Female VMI cadets reflect on the woman who opened the college to them, Ruth Bader Ginsburg

Ginsburg’s majority opinion allowed women to begin attending the school in 1996

LEXINGTON, Va – One of Supreme Court Justice Ruth Bader Ginsburg’s most notable cases was her majority opinion allowing women to attend Virginia Military Institute (VMI) in the 1990′s.

VMI Cadet Anna Armfield spent the weekend reflecting on the death of Ginsburg.

“Without Ginsburg we wouldn’t be here,” Cadet Anna Armfield said.

Ginsburg authored the majority opinion in United States v. Virginia, the landmark 1996 Supreme Court case which opened VMI to women.

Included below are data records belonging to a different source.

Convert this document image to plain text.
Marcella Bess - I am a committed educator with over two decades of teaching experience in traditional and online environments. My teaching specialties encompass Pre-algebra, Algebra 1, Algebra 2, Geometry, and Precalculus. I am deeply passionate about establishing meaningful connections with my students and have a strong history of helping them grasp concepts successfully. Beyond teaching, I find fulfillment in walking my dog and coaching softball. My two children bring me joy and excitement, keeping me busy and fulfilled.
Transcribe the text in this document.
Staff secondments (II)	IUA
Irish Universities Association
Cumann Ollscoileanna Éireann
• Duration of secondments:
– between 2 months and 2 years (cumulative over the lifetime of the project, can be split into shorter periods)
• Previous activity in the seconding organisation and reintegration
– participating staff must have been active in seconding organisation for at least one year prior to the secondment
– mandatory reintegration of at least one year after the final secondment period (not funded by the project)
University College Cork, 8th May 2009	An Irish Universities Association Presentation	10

“Looking back on all that she did and what she pushed for definitely motivated me in the last few days to really reflect and think about why we’re here,” Armfield said.

In 2017, Ginsburg visited post to mark the 20-year anniversary of the decision. Ginsburg fondly recalled her friend and colleague, the late Justice Antonin Scalia.

While there was no mention of President Trump’s choice to replace Scalia, Ginsburg recalled Scalia’s lone dissent in the VMI case. He said the decision to go co-ed would kill VMI.

“I knew it wouldn’t. It would make VMI a better place,” Ginsburg said in her 2017 speech.

Others inspired by Ginsburg’s work include Virginia Delegate Jennifer Carroll Foy, one of the first black female cadets to attend VMI.

“I looked at the men in that class and said, ‘I’m going to go to VMI, because I’m just as smart and powerful and capable as any man in this classroom,’” said Foy.

While the decision may have opened the door to women, most agree there is still work to be done, and that Ginburg’s hard work will continue to inspire women to achieve their goals for generations to come.